I’m not a fundamentalist because I can’t justify fellowship with disobedient brethren anywhere in Scripture.   I believe infant sprinkling constitutes that.   However, I am a fundamentalist in spirit and by dictionary definition.  I adhere strictly to a standard.  I believe that we love God and others by battling for that which is of the greatest benefit:  the truth.  I believe there is an idea of fundamentalism that is worth saving.

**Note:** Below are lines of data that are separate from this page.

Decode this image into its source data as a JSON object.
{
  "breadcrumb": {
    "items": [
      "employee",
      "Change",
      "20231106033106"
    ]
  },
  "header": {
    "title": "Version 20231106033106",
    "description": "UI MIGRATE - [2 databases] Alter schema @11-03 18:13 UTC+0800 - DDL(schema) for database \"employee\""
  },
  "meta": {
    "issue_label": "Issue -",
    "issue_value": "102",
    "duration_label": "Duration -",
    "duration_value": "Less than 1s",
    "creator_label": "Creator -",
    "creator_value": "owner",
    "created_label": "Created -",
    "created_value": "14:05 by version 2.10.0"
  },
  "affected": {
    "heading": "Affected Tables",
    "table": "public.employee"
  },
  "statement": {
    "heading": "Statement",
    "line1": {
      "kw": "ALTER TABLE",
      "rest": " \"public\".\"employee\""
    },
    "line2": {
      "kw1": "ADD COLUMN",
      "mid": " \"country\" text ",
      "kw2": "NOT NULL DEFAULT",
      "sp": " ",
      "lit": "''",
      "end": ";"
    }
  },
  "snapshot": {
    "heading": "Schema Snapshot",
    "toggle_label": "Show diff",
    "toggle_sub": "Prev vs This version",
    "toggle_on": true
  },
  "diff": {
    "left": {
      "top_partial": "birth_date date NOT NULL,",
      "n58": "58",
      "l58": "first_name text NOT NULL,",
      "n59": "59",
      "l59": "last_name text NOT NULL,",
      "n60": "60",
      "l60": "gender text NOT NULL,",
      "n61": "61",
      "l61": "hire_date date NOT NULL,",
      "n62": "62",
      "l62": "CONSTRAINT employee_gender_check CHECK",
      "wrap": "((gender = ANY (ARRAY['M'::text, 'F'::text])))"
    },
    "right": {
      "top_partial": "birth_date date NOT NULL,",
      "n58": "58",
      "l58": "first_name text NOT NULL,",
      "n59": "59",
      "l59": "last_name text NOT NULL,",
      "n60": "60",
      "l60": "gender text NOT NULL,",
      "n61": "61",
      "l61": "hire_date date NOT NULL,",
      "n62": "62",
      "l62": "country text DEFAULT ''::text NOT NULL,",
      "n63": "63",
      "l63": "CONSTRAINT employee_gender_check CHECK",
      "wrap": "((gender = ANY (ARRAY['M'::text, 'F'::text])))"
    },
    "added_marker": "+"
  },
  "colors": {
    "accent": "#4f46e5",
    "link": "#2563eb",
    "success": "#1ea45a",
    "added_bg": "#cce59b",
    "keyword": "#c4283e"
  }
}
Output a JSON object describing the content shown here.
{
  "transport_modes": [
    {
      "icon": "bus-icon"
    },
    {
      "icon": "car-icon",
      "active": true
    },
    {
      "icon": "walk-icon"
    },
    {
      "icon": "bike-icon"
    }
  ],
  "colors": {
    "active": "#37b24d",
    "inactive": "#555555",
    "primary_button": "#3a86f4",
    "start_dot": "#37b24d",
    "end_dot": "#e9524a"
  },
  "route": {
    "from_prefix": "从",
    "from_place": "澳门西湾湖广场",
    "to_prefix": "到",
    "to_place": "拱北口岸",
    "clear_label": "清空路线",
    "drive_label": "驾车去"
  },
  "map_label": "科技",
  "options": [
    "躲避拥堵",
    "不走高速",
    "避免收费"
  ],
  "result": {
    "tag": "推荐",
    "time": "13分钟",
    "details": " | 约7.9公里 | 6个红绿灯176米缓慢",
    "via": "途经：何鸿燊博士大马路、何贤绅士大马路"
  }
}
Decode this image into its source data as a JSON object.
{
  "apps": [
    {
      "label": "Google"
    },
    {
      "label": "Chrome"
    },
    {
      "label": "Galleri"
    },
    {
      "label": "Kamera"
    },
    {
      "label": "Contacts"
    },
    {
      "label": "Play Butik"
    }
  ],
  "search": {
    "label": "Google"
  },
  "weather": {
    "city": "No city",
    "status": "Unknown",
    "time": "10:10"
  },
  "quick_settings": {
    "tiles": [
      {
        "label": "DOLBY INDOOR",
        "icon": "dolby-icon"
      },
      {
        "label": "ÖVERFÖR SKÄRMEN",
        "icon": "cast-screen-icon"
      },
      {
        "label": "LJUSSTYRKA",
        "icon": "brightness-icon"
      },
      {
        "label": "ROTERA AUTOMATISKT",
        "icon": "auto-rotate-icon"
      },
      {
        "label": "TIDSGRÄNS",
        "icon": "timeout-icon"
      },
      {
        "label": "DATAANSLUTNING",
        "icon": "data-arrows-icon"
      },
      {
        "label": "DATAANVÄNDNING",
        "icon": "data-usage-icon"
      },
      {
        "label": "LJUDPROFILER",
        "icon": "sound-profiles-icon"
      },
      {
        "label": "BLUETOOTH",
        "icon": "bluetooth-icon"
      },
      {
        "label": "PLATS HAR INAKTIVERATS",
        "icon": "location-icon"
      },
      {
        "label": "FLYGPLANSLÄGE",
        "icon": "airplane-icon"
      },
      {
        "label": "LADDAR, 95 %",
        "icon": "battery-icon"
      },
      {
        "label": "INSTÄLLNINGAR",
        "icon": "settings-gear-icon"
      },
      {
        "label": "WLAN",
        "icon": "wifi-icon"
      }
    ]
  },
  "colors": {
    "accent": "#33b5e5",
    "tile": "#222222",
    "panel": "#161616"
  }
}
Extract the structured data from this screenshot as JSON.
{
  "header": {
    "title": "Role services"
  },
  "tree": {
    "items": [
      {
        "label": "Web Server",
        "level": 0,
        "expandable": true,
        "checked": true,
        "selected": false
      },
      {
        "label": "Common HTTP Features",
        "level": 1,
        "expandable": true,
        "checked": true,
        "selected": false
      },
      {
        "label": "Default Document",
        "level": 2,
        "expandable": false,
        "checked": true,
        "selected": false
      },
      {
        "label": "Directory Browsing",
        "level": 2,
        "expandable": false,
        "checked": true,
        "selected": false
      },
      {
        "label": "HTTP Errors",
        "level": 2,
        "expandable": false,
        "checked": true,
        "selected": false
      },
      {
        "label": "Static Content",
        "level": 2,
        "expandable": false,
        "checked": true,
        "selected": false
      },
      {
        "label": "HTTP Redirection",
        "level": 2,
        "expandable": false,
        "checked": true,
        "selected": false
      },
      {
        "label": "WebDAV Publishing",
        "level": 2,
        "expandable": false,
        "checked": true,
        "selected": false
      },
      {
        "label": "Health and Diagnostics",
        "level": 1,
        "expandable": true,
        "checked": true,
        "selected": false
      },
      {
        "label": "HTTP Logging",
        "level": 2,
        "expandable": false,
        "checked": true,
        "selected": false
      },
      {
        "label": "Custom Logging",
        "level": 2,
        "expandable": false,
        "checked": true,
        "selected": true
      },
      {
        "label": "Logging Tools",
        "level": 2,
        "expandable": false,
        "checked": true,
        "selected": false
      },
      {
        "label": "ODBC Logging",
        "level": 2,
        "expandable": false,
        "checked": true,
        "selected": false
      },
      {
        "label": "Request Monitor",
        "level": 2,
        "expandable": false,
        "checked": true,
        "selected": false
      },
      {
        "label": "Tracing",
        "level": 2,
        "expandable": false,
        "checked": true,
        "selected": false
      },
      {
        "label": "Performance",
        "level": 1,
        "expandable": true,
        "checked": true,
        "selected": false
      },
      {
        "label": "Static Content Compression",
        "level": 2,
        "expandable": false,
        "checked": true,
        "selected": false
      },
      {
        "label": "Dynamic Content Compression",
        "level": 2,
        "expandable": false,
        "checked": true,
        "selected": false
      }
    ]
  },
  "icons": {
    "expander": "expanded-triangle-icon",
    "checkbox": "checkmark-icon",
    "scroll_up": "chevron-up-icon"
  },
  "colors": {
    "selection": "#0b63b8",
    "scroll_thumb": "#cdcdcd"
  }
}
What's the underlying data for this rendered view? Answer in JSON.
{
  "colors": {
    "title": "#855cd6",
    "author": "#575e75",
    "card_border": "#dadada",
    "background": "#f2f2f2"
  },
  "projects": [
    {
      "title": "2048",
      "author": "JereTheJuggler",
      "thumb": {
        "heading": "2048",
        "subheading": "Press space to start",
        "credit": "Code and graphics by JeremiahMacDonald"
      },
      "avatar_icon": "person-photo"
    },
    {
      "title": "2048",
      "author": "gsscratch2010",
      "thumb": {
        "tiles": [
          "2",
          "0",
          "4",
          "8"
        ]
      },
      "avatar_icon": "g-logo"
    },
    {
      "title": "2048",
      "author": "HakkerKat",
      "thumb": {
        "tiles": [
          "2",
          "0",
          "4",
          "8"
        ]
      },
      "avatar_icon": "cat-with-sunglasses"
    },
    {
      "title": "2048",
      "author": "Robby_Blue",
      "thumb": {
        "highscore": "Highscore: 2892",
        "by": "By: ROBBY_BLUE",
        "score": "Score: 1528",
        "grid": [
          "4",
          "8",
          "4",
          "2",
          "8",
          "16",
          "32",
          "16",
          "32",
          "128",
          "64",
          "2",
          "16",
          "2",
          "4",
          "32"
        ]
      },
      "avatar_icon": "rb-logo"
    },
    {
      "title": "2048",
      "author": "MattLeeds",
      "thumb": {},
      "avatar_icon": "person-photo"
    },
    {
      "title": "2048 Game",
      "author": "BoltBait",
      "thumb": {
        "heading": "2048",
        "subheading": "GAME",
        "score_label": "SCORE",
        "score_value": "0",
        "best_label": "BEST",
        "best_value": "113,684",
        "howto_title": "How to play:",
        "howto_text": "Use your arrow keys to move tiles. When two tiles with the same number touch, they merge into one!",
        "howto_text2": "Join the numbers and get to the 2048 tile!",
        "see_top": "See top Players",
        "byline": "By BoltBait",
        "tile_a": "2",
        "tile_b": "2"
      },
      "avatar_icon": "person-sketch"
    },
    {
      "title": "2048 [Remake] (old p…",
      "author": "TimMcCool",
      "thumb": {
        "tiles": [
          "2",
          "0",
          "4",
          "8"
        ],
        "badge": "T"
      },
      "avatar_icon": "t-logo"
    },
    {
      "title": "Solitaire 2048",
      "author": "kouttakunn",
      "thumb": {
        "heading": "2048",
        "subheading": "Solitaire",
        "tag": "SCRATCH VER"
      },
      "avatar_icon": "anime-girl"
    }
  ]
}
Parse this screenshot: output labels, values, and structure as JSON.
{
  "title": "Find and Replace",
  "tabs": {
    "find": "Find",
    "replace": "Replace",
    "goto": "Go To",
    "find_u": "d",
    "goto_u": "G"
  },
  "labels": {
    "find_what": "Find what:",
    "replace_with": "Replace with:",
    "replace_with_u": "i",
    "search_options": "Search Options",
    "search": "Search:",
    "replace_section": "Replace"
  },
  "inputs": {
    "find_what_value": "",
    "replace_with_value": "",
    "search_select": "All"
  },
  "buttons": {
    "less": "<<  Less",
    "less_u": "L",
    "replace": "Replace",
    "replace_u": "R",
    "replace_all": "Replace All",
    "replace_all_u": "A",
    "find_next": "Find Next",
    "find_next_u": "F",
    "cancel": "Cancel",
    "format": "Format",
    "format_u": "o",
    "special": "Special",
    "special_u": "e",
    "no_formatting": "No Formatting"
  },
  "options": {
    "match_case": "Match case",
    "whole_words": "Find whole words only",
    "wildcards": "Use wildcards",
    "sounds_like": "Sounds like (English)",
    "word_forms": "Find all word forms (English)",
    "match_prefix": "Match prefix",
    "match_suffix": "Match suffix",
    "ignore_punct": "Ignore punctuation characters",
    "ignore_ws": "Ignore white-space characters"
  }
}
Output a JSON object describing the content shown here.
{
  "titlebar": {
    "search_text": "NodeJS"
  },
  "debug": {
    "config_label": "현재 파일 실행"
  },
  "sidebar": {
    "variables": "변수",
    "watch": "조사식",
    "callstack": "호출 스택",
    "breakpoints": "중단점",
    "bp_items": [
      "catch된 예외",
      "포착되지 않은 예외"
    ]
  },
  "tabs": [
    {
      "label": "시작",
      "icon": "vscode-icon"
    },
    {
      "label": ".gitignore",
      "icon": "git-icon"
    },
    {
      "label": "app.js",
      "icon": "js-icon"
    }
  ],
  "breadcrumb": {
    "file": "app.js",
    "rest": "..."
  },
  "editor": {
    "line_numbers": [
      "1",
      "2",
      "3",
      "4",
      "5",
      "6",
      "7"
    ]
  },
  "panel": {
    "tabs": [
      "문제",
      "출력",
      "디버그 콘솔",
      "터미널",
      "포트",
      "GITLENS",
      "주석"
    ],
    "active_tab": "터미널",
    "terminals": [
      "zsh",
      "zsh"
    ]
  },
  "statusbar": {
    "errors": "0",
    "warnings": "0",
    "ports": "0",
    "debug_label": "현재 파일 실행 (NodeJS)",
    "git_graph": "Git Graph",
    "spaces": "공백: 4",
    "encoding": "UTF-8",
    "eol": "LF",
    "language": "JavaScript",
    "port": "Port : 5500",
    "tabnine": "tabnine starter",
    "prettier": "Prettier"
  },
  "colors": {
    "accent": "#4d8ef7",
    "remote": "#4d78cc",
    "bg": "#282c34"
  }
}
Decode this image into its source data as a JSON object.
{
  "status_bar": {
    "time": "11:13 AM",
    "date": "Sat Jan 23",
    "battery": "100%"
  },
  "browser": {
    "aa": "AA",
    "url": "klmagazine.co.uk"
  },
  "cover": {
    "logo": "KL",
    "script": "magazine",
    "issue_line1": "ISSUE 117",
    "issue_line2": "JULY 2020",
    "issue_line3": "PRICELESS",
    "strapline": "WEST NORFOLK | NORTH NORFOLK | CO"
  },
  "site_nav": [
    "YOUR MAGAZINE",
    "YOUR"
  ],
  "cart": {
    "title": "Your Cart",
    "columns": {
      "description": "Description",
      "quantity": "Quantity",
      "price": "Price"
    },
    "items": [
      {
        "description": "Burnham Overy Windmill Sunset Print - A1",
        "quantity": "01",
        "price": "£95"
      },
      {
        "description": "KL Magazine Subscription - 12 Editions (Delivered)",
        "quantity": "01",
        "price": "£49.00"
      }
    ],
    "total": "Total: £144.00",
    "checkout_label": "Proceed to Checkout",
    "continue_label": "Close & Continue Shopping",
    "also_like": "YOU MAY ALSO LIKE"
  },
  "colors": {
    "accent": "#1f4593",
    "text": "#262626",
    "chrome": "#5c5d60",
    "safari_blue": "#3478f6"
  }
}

I don’t see a valid historic argument to beg for a paleo-fundamentalism that includes conservative evangelicals.  I know we don’t have a biblical basis for fellowship with them.  However, we are judging fundamentalism at the time of a more singular American culture.  Not only has fundamentalism changed, but so has evangelicalism.   The issues have changed since that time.  There is a lot more toleration of false doctrine and practice now than there was then.  The culture has eroded.  We would do well to keep this in mind in this discussion.

This talk of unity is more in common with the onset of new-evangelicalism than the oldest brand fundamentalism.   I get the idea of “looking for unity.”  I don’t see it in scripture.  I’ve found that you don’t have to look for unity.  You find it and it’s based on what you believe and practice.  Unity happens with people and churches with the same positions and application of those positions.   The way to find unity that you might be looking for is through reconciliation.  Reconciliation, however, only occurs based upon scripture.  We aren’t right to “reconcile” by ignoring the truth.   We attempt to reconcile by preaching the truth, very much like someone who is reconciled to God.  That occurs when the  nature of a lost person is converted to line up with God, not when God approves of something less than Who He is.

Based on the terms for reconciliation that I mentioned in the last paragraph, I think that I work at unity more than fundamentalists and evangelicals.  Rather than give up on evangelicals or fundamentalists, I am often talking to them with the purpose of helping us come to the same doctrine and practice.  This is love.  We ought to be patient.  We ought to take some grief along the way.   At some point we may need to determine that future contact will not be the right way to go.  I don’t think we get unity by ignoring our differences in the matter of fellowship.   We honor God by taking seriously what He says.

New-evangelicals were the ones who denigrated militancy and favored getting together.   They were more concerned with how they were perceived by the world, its academic institutions and its scholarship.   We should have one goal:  the pleasure of God.  Our labor is not in vain in Him.